Have been wondering when these were brought about and by who? Was it Gardner Fox with Jay Garrick? Broome and Infantino with Barry in the Silver Age? If it was in the Silver Age was it just to promote education in comics or was it to distance the comic from other comics that were being blamed for causing juvenile delinquency? Both? (Therefore was it a push by Julius Schwartz?).
So, normally I like to have a lot more reference material to work with when answering these types of questions, but the internet has let me down! It seems that nobody has really cared much about the history of ‘Flash Facts’ before – certainly not enough to fight the copious blogs and news stories that use it for headlines and make the search much harder.

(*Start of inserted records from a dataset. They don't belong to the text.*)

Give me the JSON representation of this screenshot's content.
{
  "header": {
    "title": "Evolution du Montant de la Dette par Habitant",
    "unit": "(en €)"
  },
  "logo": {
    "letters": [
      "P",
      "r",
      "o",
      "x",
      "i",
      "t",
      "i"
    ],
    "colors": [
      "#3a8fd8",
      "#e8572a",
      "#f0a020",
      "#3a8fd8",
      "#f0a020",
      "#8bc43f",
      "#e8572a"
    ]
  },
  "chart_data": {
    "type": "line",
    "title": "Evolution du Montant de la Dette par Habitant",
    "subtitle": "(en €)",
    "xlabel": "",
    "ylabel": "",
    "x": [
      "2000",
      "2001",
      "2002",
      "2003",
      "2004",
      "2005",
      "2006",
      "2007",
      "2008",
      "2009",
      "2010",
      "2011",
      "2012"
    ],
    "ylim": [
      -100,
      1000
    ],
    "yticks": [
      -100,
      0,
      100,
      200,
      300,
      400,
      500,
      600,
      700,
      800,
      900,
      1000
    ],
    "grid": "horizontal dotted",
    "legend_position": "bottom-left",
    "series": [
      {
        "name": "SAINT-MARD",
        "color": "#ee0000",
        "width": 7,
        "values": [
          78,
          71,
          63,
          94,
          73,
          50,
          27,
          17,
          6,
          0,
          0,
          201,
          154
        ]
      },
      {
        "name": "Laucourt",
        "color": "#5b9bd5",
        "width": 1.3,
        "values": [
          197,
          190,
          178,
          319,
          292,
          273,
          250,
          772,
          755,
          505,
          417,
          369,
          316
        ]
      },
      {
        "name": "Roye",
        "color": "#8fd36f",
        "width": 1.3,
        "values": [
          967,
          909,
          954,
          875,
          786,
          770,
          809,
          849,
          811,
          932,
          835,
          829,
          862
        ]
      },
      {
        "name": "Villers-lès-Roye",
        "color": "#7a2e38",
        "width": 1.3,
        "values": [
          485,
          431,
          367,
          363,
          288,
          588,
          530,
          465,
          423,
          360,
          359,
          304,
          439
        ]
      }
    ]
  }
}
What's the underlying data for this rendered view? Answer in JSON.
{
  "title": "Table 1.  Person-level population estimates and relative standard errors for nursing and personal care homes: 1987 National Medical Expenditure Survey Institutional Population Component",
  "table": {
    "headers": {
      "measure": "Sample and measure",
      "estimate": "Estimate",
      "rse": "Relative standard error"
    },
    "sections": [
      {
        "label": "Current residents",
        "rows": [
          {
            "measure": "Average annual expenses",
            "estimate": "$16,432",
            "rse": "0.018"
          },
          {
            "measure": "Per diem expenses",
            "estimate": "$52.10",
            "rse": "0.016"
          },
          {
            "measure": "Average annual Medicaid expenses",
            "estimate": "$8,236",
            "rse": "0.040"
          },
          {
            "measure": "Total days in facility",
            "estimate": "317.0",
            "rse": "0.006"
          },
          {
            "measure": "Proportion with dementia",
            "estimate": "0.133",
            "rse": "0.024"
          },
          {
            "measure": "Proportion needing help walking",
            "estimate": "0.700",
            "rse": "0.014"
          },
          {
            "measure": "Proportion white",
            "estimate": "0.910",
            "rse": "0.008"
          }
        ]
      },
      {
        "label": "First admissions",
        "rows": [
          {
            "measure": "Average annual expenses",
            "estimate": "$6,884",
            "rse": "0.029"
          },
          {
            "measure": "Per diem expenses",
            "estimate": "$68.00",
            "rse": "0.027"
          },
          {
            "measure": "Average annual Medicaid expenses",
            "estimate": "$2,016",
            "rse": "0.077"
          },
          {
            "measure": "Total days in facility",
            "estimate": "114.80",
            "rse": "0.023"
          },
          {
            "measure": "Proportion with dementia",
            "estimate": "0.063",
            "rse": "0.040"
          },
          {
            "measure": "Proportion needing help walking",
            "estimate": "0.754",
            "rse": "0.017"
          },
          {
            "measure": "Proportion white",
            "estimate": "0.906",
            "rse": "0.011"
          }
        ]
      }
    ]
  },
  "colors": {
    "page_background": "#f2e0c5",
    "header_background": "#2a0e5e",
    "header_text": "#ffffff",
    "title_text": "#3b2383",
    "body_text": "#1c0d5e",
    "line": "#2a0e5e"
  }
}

Still, I’ll try, so here we go:
I can’t tell you which writer/artist was the first to use them, but as we’ll see they’re actually part of a wider tradition in comics and DC in particular. As /u/deadpa noted below, this quote from Julius Schwartz, legendary editor of DC throughout the Silver Age, from Flash #124 (1961) sums up his attitude well:
“Many of our readers have complimented us for our realistic approach to The Flash. When we present an amazing, almost unbelievable idea or gimmick, we like to explain it scientifically.”
That said, they certainly predate the Silver Age, although thanks to people like Julie that’s where Flash Facts as we most often think of them originated. We’ll start this story with the Golden Age Flash, Jay Garrick. Of all the places to find to back me up on this, there’s this from TV Tropes on the character:
Breaking the Fourth Wall: Jay would occasionally shill his own book to readers, both in his own comics and in All-Star. He also had the occasional speed records page in which he related then-current speed records and other facts to the reader. In a way, these were the original “Flash facts”.
|Friends don’t let friends get lost in a TVTropes.com spiral – follow that link at your own risk! Seriously, you can lose hours – if not days – on that site.|
Anyway, it wasn’t just the Flash though, it was a reasonably common thing both in the Golden and the Silver Age for comics to be full of a lot of stuff like this, that combined trivia, science and general information. As this blog put it, when referencing this image:
For a long time, every DC comic had something like this, a little half- or full-page filler like “Flash Facts” or “Metal Facts and Fancies”, possibly so that they could claim some portion of their content was educational. Of them all, I prefer “Science Says You’re Wrong if You Believe That…” because it’s the only one that flat-out insults the reader. These things are terrific insights into what the heck people were caring about at the time that they were written, or at least what comics writers were caring about. For example, read enough stuff from the 60s and you’ll see that bit about deadly gasses from the tail of a comet coming up again and again, though nowadays it’s gone the way of the classic plot to kill someone with a weak heart by scaring them to death. So were people obsessed with comets or was it just a case of writers getting as much use as they could out of a stlye of disaster with a lot of dramatic appeal?
I included the whole paragraph as I too find this stuff kind of interesting, but maybe that’s because I work in marketing/advertising and communications, so your mileage may vary :)
Anyway, it wasn’t just science facts they were sharing. There was also:
- Guides to teenage slang (Lois Lane #16, 1960) – which is how I learned I’m a real fileboner.
- Ads for awesome stuff! – X-Ray specs! Spy scopes! Hypnotic control! It’s a ‘My First Creeper’ kit.
- Definitions of words (Justice League of America #22, 1963) – Although odd ones to choose…
- Public Service Ads (1962) – In which Superman teaches manners by being a dick and wrecking all the bikes in a neighbourhood.
Anyway, the reason I’m mentioning all those is that these kind of full page or featured, informative inserts were also the way that Flash Facts were often integrated into the story. Check out these two early examples:
These read like the old Ripley’s Believe it or Not! comics in many ways, but as we know they were eventually more closely incorporated into the story of the comics. The leap between these types of examples and the, more often than not, third person narration of comics was a relatively easy one to make as the narrator – often spelling out exactly what the reader was seeing – was omnipotent and so could easily opine on science facts to explain how the Flash did all the thing she could.
This, with the rise of first person narration and better printing techniques that required less hand holding, eventually saw the facts transfer over to actually being said by Barry, and later, Wally. I can’t check right now, but I think it was during Morrison’s run on The Flash, specifically The Human Race arc, where Wally actually directly mentions how Barry’s science background meant he often referred to things as ‘Flash Facts’ while trying to explain things to/train Wally.
I really thought I’d find a blog/article charting these through the decades, and this is more conjecture than I normally like, so anyone should feel free to call me on it – hopefully with evidence though :)
I’ll leave you with two treats for sitting through my rambling:
- Green Lantern getting in on the act (Blackest Night #2, 2009)
- An example of Flash Facts being still alive in the New 52! (Flash #26, Dec 2013)
Anyway, hope this was helpful – sorry I couldn’t be more concrete or informative!